"My prayer is heard," she said, in her great joy. "My man is saved from death, the Sun has given us food, and the animals will be kind to us and pity us. In three suns, the wicked agent will be sent away, and there will be food for all our people."

Three days were scarcely past before a big Stone-heart chief arrived at the agency, who gave the corn and the agent's chickens to feed the dying women crouched beside the gate. The wicked agent was sent away in shame, and a wagon train of the Long Knives (United States cavalry) brought food for all the people. Surely Rain's medicine was very strong!

But as it happened, the trader, Bad Mouth, together with his woman, and his daughter, Got-Wet, were staying at the agency, and when they heard that Rain was to be made priestess of the sun, they put a rumor about that she was unclean. She had lived, said Got-Wet, with a white man disguised as an Indian, aye and traveled with him all last summer. The chiefs had chosen a harlot to be their sacred woman.

Many there are among us who see appearances only, who live to keep up appearances, even as a coffin does with varnishing and brass-work though that within is something less than man. Tail-Feathers had kept up appearances as became a virtuous husband as long as Rain's wealth lasted, and now must make up appearance as an outraged husband, casting his woman out of the lodge which was all that remained of her dowry. She sat in the snow, her head covered with ashes, hiding her face from women she had fed, who passed by holding their noses. Even Many Horses believed her guilty, but Owl bought her a little lodge lest she should die of cold.

For two days the chiefs debated her case in council and Many Horses, though he believed her guilty, would not allow his fellows to accuse his sister. At the end, he brought her before them for judgment, she standing woefully frightened, with clenched teeth and fists lest her timid feet should be tempted to run away.

"Woman," said the head chief, Medicine Robe, "we know that your mysterious power saved your man from death. We know that your dream foretold the coming of the Long Knives with food for our dying people. We have heard your claim to be a sacred woman, and we may not deny that right lest we offend the Spirit in the Sun.

"Yet by our law, no woman may be priestess unless her man declares her a wife and mother of clean life.

"Your man accuses you of being a harlot. He asks that your nose may be cut off as a warning to all the people. Come, I promise full pardon if you confess your guilt."

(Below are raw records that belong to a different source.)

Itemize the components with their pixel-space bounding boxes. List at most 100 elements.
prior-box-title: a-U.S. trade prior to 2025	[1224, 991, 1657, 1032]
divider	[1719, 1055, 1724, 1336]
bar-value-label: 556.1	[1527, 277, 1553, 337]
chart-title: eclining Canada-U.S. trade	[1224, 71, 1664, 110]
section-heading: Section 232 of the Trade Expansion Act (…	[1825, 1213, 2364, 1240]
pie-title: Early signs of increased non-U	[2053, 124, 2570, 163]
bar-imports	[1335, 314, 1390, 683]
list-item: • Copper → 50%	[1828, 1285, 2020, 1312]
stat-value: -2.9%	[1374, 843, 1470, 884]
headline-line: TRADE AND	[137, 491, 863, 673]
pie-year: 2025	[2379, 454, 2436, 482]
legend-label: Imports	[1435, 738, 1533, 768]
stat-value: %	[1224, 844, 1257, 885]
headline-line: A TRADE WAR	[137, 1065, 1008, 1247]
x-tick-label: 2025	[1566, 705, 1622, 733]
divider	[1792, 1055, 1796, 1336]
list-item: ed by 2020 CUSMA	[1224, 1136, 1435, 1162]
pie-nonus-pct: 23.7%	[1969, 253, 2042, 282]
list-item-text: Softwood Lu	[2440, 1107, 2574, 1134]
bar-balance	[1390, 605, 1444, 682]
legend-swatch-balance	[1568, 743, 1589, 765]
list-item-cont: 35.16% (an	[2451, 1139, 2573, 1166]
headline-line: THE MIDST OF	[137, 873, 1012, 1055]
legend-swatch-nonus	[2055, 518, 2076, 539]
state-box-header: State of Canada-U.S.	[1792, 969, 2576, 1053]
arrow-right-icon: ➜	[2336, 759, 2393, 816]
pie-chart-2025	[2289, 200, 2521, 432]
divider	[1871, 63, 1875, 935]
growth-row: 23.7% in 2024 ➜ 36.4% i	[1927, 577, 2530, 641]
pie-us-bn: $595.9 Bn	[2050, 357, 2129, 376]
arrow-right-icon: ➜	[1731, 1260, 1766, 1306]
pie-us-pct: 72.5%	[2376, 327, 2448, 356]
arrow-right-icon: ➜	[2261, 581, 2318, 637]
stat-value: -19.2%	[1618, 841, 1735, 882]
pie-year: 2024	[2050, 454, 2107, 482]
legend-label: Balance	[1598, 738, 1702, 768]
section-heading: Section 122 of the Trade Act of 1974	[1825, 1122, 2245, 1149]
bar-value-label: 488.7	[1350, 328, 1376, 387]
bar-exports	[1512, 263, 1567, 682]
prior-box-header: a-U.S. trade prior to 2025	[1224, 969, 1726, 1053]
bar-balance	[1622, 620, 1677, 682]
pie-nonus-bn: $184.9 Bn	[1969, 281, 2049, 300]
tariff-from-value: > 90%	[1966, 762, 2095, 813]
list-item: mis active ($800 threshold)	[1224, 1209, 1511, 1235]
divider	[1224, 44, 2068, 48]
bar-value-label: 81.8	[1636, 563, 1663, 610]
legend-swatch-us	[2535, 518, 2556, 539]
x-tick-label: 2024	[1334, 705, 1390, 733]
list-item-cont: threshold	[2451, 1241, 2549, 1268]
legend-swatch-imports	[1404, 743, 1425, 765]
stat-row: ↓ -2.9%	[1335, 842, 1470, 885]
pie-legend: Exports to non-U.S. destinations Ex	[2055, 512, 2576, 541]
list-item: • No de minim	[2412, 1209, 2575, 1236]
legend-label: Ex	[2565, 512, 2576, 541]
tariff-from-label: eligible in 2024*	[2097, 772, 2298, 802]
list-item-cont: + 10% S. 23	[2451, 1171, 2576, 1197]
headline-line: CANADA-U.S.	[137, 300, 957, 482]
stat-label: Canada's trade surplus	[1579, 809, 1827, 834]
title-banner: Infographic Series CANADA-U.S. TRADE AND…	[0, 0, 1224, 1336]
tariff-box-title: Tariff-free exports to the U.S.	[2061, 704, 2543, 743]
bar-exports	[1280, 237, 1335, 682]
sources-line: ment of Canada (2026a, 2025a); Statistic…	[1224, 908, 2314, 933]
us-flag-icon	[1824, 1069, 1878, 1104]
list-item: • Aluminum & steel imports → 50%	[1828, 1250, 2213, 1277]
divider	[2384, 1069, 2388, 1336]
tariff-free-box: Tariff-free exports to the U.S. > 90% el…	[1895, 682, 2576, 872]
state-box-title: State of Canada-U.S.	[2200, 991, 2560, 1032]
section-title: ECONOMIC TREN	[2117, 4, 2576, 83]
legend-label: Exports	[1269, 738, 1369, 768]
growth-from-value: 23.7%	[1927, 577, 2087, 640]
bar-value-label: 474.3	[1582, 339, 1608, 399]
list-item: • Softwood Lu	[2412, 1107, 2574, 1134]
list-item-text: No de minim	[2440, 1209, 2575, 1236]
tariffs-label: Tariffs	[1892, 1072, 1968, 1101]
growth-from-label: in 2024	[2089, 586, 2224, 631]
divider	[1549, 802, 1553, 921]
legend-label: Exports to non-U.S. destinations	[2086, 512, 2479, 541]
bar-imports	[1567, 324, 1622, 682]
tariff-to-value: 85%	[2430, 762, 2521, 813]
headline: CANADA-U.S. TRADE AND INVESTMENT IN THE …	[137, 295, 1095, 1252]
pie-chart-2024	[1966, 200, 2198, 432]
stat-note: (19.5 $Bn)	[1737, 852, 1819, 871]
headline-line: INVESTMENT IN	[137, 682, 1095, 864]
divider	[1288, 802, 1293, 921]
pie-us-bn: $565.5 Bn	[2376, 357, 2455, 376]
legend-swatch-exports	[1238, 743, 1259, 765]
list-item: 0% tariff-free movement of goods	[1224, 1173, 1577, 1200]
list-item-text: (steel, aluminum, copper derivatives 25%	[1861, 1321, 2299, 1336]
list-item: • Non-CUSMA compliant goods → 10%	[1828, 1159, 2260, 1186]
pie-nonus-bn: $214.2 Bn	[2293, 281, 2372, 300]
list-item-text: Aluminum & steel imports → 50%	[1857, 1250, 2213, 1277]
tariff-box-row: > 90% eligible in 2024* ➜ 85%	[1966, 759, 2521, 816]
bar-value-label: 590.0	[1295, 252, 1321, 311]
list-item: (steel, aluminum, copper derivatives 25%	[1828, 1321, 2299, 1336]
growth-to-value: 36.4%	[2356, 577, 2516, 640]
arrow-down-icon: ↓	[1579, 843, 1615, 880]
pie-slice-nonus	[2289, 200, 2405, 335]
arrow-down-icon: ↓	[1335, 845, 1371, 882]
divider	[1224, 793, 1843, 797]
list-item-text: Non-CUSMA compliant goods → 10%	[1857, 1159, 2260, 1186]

"Am I a harlot," Rain answered angrily, "because I was sister to a helpless, useless boy? Would God have spared my man because a harlot prayed? Would God have sent food to our people but for this mysterious power which is in me? Let God be my judge!"

The head chief was sorely troubled. "If you are a harlot," he said, "and we make you a priestess to defile the holy ground, to profane the House of the Sun, your death is nothing to us when God stamps out our fires. Once more I offer mercy. You are free to go, so we never again shall see your face."